In my case, I see my debug log of the command being run, but nothing else happens afterward. The first shell() is to start a server, and the server does start, but it doesn't continue past that.
In response to Lummox JR
Lummox JR wrote:
There's a routine already in place called TickBgProcs() that does polling on all shell processes. The change I added to 511.1379 was to simply set a var that tells the caller to call TickBgProcs() a second time if a shell() got finished while another proc was waiting.
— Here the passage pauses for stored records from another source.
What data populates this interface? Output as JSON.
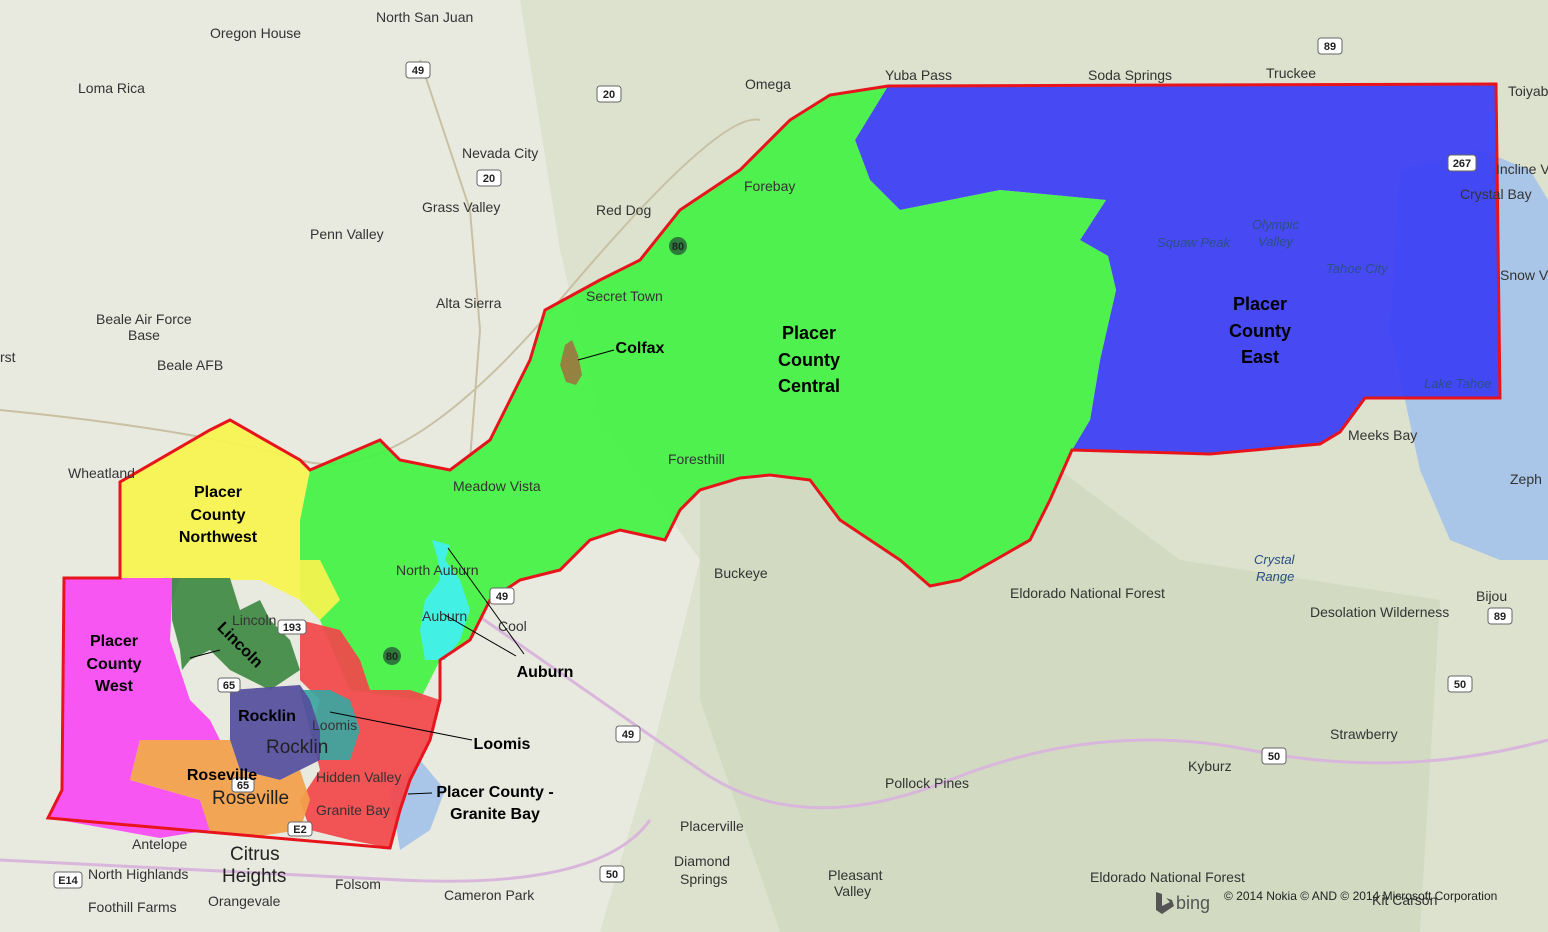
{
  "regions": {
    "east": {
      "lines": [
        "Placer",
        "County",
        "East"
      ],
      "color": "#3b3ef5"
    },
    "central": {
      "lines": [
        "Placer",
        "County",
        "Central"
      ],
      "color": "#44f244"
    },
    "northwest": {
      "lines": [
        "Placer",
        "County",
        "Northwest"
      ],
      "color": "#f8f44f"
    },
    "west": {
      "lines": [
        "Placer",
        "County",
        "West"
      ],
      "color": "#f74af3"
    },
    "lincoln": {
      "label": "Lincoln",
      "color": "#3f8a44"
    },
    "rocklin": {
      "label": "Rocklin",
      "color": "#544f9c"
    },
    "roseville": {
      "label": "Roseville",
      "color": "#f2a04a"
    },
    "loomis": {
      "label": "Loomis",
      "color": "#3ca6a0"
    },
    "granite_bay": {
      "lines": [
        "Placer County -",
        "Granite Bay"
      ],
      "color": "#f2474a"
    },
    "auburn": {
      "label": "Auburn",
      "color": "#43f0f0"
    },
    "colfax": {
      "label": "Colfax",
      "color": "#9b7a3f"
    }
  },
  "boundary_color": "#e8141c",
  "places": {
    "north_san_juan": "North San Juan",
    "oregon_house": "Oregon House",
    "loma_rica": "Loma Rica",
    "nevada_city": "Nevada City",
    "grass_valley": "Grass Valley",
    "penn_valley": "Penn Valley",
    "red_dog": "Red Dog",
    "omega": "Omega",
    "yuba_pass": "Yuba Pass",
    "soda_springs": "Soda Springs",
    "truckee": "Truckee",
    "toiyabe": "Toiyabе",
    "incline": "Incline V",
    "crystal_bay": "Crystal Bay",
    "olympic_valley_1": "Olympic",
    "olympic_valley_2": "Valley",
    "squaw_peak": "Squaw Peak",
    "tahoe_city": "Tahoe City",
    "snow_valley": "Snow V",
    "lake_tahoe": "Lake Tahoe",
    "meeks_bay": "Meeks Bay",
    "zephyr": "Zeph",
    "forebay": "Forebay",
    "secret_town": "Secret Town",
    "alta_sierra": "Alta Sierra",
    "beale_afb_base_1": "Beale Air Force",
    "beale_afb_base_2": "Base",
    "beale_afb": "Beale AFB",
    "rst": "rst",
    "wheatland": "Wheatland",
    "meadow_vista": "Meadow Vista",
    "foresthill": "Foresthill",
    "north_auburn": "North Auburn",
    "auburn_map": "Auburn",
    "cool": "Cool",
    "buckeye": "Buckeye",
    "eldorado_nf": "Eldorado National Forest",
    "crystal_range_1": "Crystal",
    "crystal_range_2": "Range",
    "desolation": "Desolation Wilderness",
    "bijou": "Bijou",
    "lincoln_map": "Lincoln",
    "rocklin_map": "Rocklin",
    "loomis_map": "Loomis",
    "hidden_valley": "Hidden Valley",
    "roseville_map": "Roseville",
    "granite_bay_map": "Granite Bay",
    "strawberry": "Strawberry",
    "kyburz": "Kyburz",
    "pollock_pines": "Pollock Pines",
    "placerville": "Placerville",
    "diamond_springs_1": "Diamond",
    "diamond_springs_2": "Springs",
    "pleasant_valley_1": "Pleasant",
    "pleasant_valley_2": "Valley",
    "eldorado_nf_2": "Eldorado National Forest",
    "cameron_park": "Cameron Park",
    "folsom": "Folsom",
    "antelope": "Antelope",
    "citrus_heights_1": "Citrus",
    "citrus_heights_2": "Heights",
    "north_highlands": "North Highlands",
    "orangevale": "Orangevale",
    "foothill_farms": "Foothill Farms",
    "kit_carson": "Kit Carson"
  },
  "highways": [
    "49",
    "20",
    "20",
    "89",
    "80",
    "267",
    "49",
    "193",
    "65",
    "80",
    "65",
    "49",
    "50",
    "50",
    "50",
    "89",
    "E14",
    "E2"
  ],
  "attribution": {
    "bing": "bing",
    "copyright": "© 2014 Nokia © AND © 2014 Microsoft Corporation"
  }
}
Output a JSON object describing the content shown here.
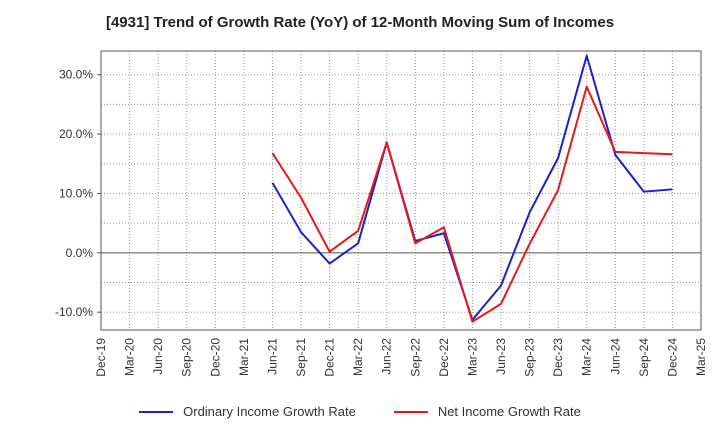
{
  "chart_data": {
    "type": "line",
    "title": "[4931]  Trend of Growth Rate (YoY) of 12-Month Moving Sum of Incomes",
    "xlabel": "",
    "ylabel": "",
    "categories": [
      "Dec-19",
      "Mar-20",
      "Jun-20",
      "Sep-20",
      "Dec-20",
      "Mar-21",
      "Jun-21",
      "Sep-21",
      "Dec-21",
      "Mar-22",
      "Jun-22",
      "Sep-22",
      "Dec-22",
      "Mar-23",
      "Jun-23",
      "Sep-23",
      "Dec-23",
      "Mar-24",
      "Jun-24",
      "Sep-24",
      "Dec-24",
      "Mar-25"
    ],
    "yticks": [
      "30.0%",
      "20.0%",
      "10.0%",
      "0.0%",
      "-10.0%"
    ],
    "ytick_values": [
      30,
      20,
      10,
      0,
      -10
    ],
    "ylim": [
      -13,
      34
    ],
    "grid": true,
    "legend_position": "bottom",
    "series": [
      {
        "name": "Ordinary Income Growth Rate",
        "color": "#1f1fcc",
        "values": [
          null,
          null,
          null,
          null,
          null,
          null,
          11.8,
          3.5,
          -1.8,
          1.6,
          18.6,
          2.0,
          3.3,
          -11.3,
          -5.5,
          6.8,
          16.0,
          33.2,
          16.5,
          10.3,
          10.7,
          null
        ]
      },
      {
        "name": "Net Income Growth Rate",
        "color": "#e31a1c",
        "values": [
          null,
          null,
          null,
          null,
          null,
          null,
          16.8,
          9.3,
          0.2,
          3.7,
          18.6,
          1.6,
          4.3,
          -11.6,
          -8.6,
          1.5,
          10.6,
          28.0,
          17.0,
          16.8,
          16.6,
          null
        ]
      }
    ]
  }
}
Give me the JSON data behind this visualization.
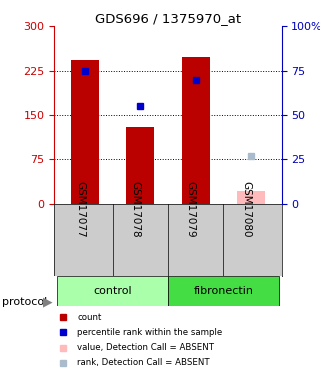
{
  "title": "GDS696 / 1375970_at",
  "samples": [
    "GSM17077",
    "GSM17078",
    "GSM17079",
    "GSM17080"
  ],
  "bar_values": [
    243,
    130,
    248,
    0
  ],
  "bar_color": "#bb0000",
  "absent_bar_value": 22,
  "absent_bar_color": "#ffbbbb",
  "rank_values": [
    75,
    55,
    70,
    null
  ],
  "rank_absent_value": 27,
  "rank_color": "#0000cc",
  "rank_absent_color": "#aabbcc",
  "ylim_left": [
    0,
    300
  ],
  "ylim_right": [
    0,
    100
  ],
  "yticks_left": [
    0,
    75,
    150,
    225,
    300
  ],
  "yticks_right": [
    0,
    25,
    50,
    75,
    100
  ],
  "ytick_labels_right": [
    "0",
    "25",
    "50",
    "75",
    "100%"
  ],
  "dotted_lines": [
    75,
    150,
    225
  ],
  "protocols": [
    "control",
    "control",
    "fibronectin",
    "fibronectin"
  ],
  "control_color": "#aaffaa",
  "fibronectin_color": "#44dd44",
  "protocol_label": "protocol",
  "legend": [
    {
      "label": "count",
      "color": "#bb0000"
    },
    {
      "label": "percentile rank within the sample",
      "color": "#0000cc"
    },
    {
      "label": "value, Detection Call = ABSENT",
      "color": "#ffbbbb"
    },
    {
      "label": "rank, Detection Call = ABSENT",
      "color": "#aabbcc"
    }
  ],
  "bar_width": 0.5,
  "background_color": "#ffffff",
  "label_bg": "#cccccc",
  "left_axis_color": "#cc0000",
  "right_axis_color": "#0000bb"
}
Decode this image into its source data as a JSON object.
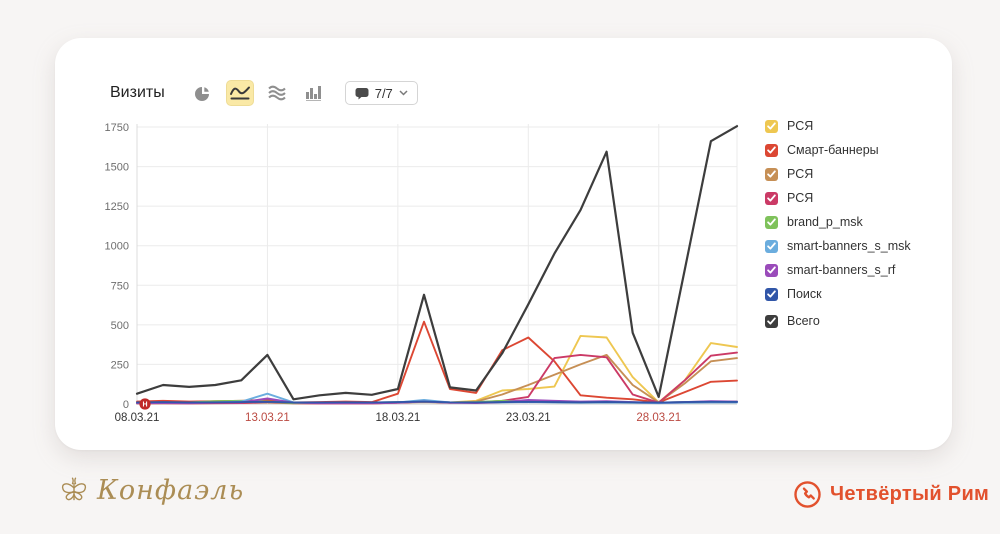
{
  "toolbar": {
    "title": "Визиты",
    "counter_label": "7/7",
    "buttons": [
      "pie-chart",
      "line-chart",
      "stacked-areas",
      "columns"
    ],
    "selected_button": "line-chart",
    "selected_bg": "#fae9a6"
  },
  "chart_data": {
    "type": "line",
    "title": "Визиты",
    "x": [
      "08.03.21",
      "09.03.21",
      "10.03.21",
      "11.03.21",
      "12.03.21",
      "13.03.21",
      "14.03.21",
      "15.03.21",
      "16.03.21",
      "17.03.21",
      "18.03.21",
      "19.03.21",
      "20.03.21",
      "21.03.21",
      "22.03.21",
      "23.03.21",
      "24.03.21",
      "25.03.21",
      "26.03.21",
      "27.03.21",
      "28.03.21",
      "29.03.21",
      "30.03.21",
      "31.03.21"
    ],
    "x_tick_indices": [
      0,
      5,
      10,
      15,
      20
    ],
    "x_tick_labels": [
      "08.03.21",
      "13.03.21",
      "18.03.21",
      "23.03.21",
      "28.03.21"
    ],
    "x_tick_is_weekend": [
      false,
      true,
      false,
      false,
      true
    ],
    "weekend_label_color": "#bb4a42",
    "weekday_label_color": "#333333",
    "ylim": [
      0,
      1750
    ],
    "y_ticks": [
      0,
      250,
      500,
      750,
      1000,
      1250,
      1500,
      1750
    ],
    "grid": true,
    "legend_position": "right",
    "holiday_marker": {
      "label": "Н",
      "x_index": 0,
      "color": "#c02929"
    },
    "series": [
      {
        "name": "РСЯ",
        "color": "#eec751",
        "values": [
          5,
          6,
          5,
          6,
          8,
          25,
          6,
          5,
          5,
          5,
          10,
          18,
          10,
          20,
          85,
          95,
          110,
          430,
          420,
          170,
          10,
          150,
          385,
          360
        ]
      },
      {
        "name": "Смарт-баннеры",
        "color": "#dc4733",
        "values": [
          15,
          20,
          15,
          18,
          20,
          25,
          10,
          12,
          15,
          12,
          65,
          520,
          95,
          70,
          340,
          420,
          270,
          55,
          40,
          30,
          10,
          75,
          140,
          148
        ]
      },
      {
        "name": "РСЯ",
        "color": "#c68f55",
        "values": [
          3,
          4,
          4,
          5,
          6,
          10,
          4,
          4,
          4,
          4,
          8,
          12,
          8,
          15,
          60,
          120,
          185,
          250,
          310,
          120,
          10,
          130,
          270,
          290
        ]
      },
      {
        "name": "РСЯ",
        "color": "#cb3a66",
        "values": [
          4,
          5,
          4,
          5,
          6,
          12,
          5,
          4,
          4,
          4,
          8,
          15,
          8,
          10,
          20,
          45,
          290,
          310,
          295,
          60,
          8,
          150,
          305,
          325
        ]
      },
      {
        "name": "brand_p_msk",
        "color": "#7fc25b",
        "values": [
          5,
          8,
          10,
          18,
          20,
          15,
          5,
          8,
          10,
          8,
          12,
          15,
          10,
          12,
          20,
          18,
          15,
          12,
          15,
          10,
          8,
          12,
          15,
          15
        ]
      },
      {
        "name": "smart-banners_s_msk",
        "color": "#6badde",
        "values": [
          8,
          10,
          8,
          10,
          15,
          65,
          10,
          8,
          8,
          6,
          10,
          25,
          10,
          8,
          10,
          12,
          10,
          8,
          10,
          8,
          5,
          8,
          10,
          10
        ]
      },
      {
        "name": "smart-banners_s_rf",
        "color": "#9a4bba",
        "values": [
          5,
          6,
          5,
          8,
          10,
          35,
          8,
          5,
          5,
          5,
          8,
          15,
          8,
          6,
          12,
          25,
          20,
          15,
          18,
          12,
          8,
          12,
          18,
          15
        ]
      },
      {
        "name": "Поиск",
        "color": "#3156a8",
        "values": [
          10,
          12,
          10,
          11,
          12,
          14,
          10,
          10,
          11,
          10,
          12,
          15,
          11,
          10,
          12,
          14,
          12,
          11,
          13,
          11,
          9,
          12,
          14,
          13
        ]
      },
      {
        "name": "Всего",
        "color": "#3d3d3d",
        "separated": true,
        "values": [
          65,
          120,
          108,
          120,
          150,
          310,
          30,
          55,
          70,
          58,
          95,
          690,
          105,
          85,
          320,
          630,
          950,
          1225,
          1594,
          450,
          45,
          850,
          1660,
          1755
        ]
      }
    ]
  },
  "footer": {
    "left_logo_text": "Конфаэль",
    "right_logo_text": "Четвёртый Рим"
  }
}
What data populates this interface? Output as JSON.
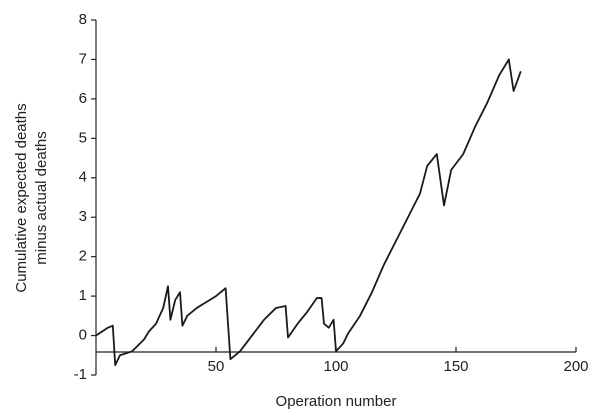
{
  "chart_data": {
    "type": "line",
    "y_label": [
      "Cumulative expected deaths",
      "minus actual deaths"
    ],
    "x_label": "Operation number",
    "xlim": [
      0,
      200
    ],
    "xticks": [
      50,
      100,
      150,
      200
    ],
    "ylim": [
      -1,
      8
    ],
    "yticks": [
      -1,
      0,
      1,
      2,
      3,
      4,
      5,
      6,
      7,
      8
    ],
    "series": [
      {
        "color": "#1a1a1a",
        "x": [
          0,
          5,
          7,
          8,
          10,
          15,
          20,
          22,
          25,
          28,
          30,
          31,
          33,
          35,
          36,
          38,
          42,
          46,
          50,
          54,
          55,
          56,
          60,
          65,
          70,
          75,
          79,
          80,
          84,
          88,
          92,
          94,
          95,
          97,
          99,
          100,
          103,
          105,
          110,
          115,
          120,
          125,
          130,
          135,
          138,
          142,
          145,
          148,
          153,
          158,
          163,
          168,
          172,
          174,
          177
        ],
        "values": [
          0,
          0.2,
          0.25,
          -0.75,
          -0.5,
          -0.4,
          -0.1,
          0.1,
          0.3,
          0.7,
          1.25,
          0.4,
          0.9,
          1.1,
          0.25,
          0.5,
          0.7,
          0.85,
          1.0,
          1.2,
          0.3,
          -0.6,
          -0.4,
          0,
          0.4,
          0.7,
          0.75,
          -0.05,
          0.3,
          0.6,
          0.95,
          0.95,
          0.3,
          0.2,
          0.4,
          -0.4,
          -0.2,
          0.05,
          0.5,
          1.1,
          1.8,
          2.4,
          3.0,
          3.6,
          4.3,
          4.6,
          3.3,
          4.2,
          4.6,
          5.3,
          5.9,
          6.6,
          7.0,
          6.2,
          6.7
        ]
      }
    ]
  }
}
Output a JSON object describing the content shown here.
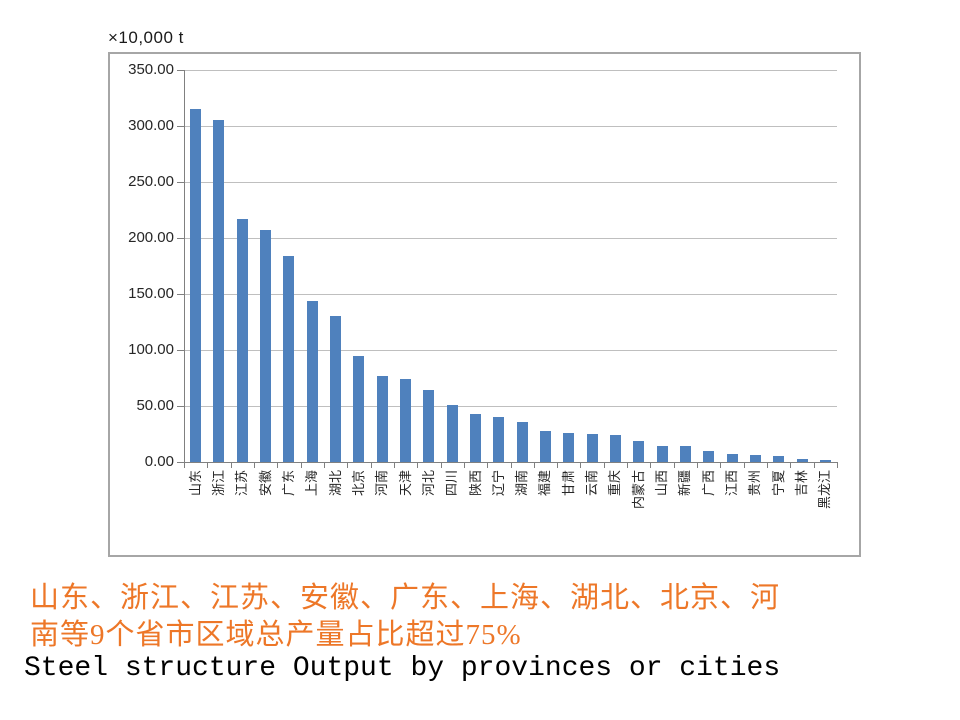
{
  "chart_data": {
    "type": "bar",
    "title": "",
    "unit_label": "×10,000 t",
    "xlabel": "",
    "ylabel": "×10,000 t",
    "categories": [
      "山东",
      "浙江",
      "江苏",
      "安徽",
      "广东",
      "上海",
      "湖北",
      "北京",
      "河南",
      "天津",
      "河北",
      "四川",
      "陕西",
      "辽宁",
      "湖南",
      "福建",
      "甘肃",
      "云南",
      "重庆",
      "内蒙古",
      "山西",
      "新疆",
      "广西",
      "江西",
      "贵州",
      "宁夏",
      "吉林",
      "黑龙江"
    ],
    "values": [
      315,
      305,
      217,
      207,
      184,
      144,
      130,
      95,
      77,
      74,
      64,
      51,
      43,
      40,
      36,
      28,
      26,
      25,
      24,
      19,
      14,
      14,
      10,
      7,
      6,
      5,
      3,
      2
    ],
    "ylim": [
      0,
      350
    ],
    "ytick_step": 50,
    "ytick_labels_top_to_bottom": [
      "350.00",
      "300.00",
      "250.00",
      "200.00",
      "150.00",
      "100.00",
      "50.00",
      "0.00"
    ],
    "grid": true,
    "legend_position": "none",
    "bar_color": "#4F81BD",
    "gridline_color": "#BFBFBF",
    "axis_color": "#808080",
    "frame_border_color": "#A6A6A6"
  },
  "captions": {
    "cn_lines": [
      "山东、浙江、江苏、安徽、广东、上海、湖北、北京、河",
      "南等9个省市区域总产量占比超过75%"
    ],
    "cn_color": "#ED7728",
    "en": "Steel structure Output by provinces or cities"
  }
}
So what does your SIGCHLD handler look like now? (assuming you kept it -- not strictly necessary, as previously mentioned, if you're calling waitpid() periodically)

The SIGCHLD handler on the frontend is the same; it calls a backend CommandFinished() function. But the backend function only sets a var, nothing more.

Oddly, what I'm seeing in my tests is that all proc ticking seems to stop after this, which makes no kind of sense at all. Nothing else has changed on the frontend to explain that, and the backend is literally doing less work.
In response to Lummox JR
Lummox JR wrote:
The SIGCHLD handler on the frontend is the same; it calls a backend CommandFinished() function. But the backend function only sets a var, nothing more.

So it's calling CommandFinished() within a waitpid loop, which then signals later bits in normal execution to again call the function that does a waitpid()? The second waitpid will always fail your expectations if the process has already been reaped by the SIGCHLD waitpid().
Yep, the problem was twofold. First I had to basically gut the child handler (I just told it to set the var without ever calling waitpid() at all), but the main reason the procs stopped ticking was that no one was logged in and there was some disabled code (enabled only on Windows) that said to keep the ticker alive if any shell procs were waiting, so the server was effectively going into sleep mode. Between those two things that seems to have done the trick.
So there is another test fix ready?
The new build is out now. I confirmed that shell() completes again, so now the only open question is whether it can cause a hang at all. I suspect that will no longer happen.
In response to Lummox JR
+1 for gutting the child handler, +10 for making it more useful so that you don't have to waitpid() unnecessarily. =)
Well, everything works again. I'll run everything and see if the original issue is resolved as well.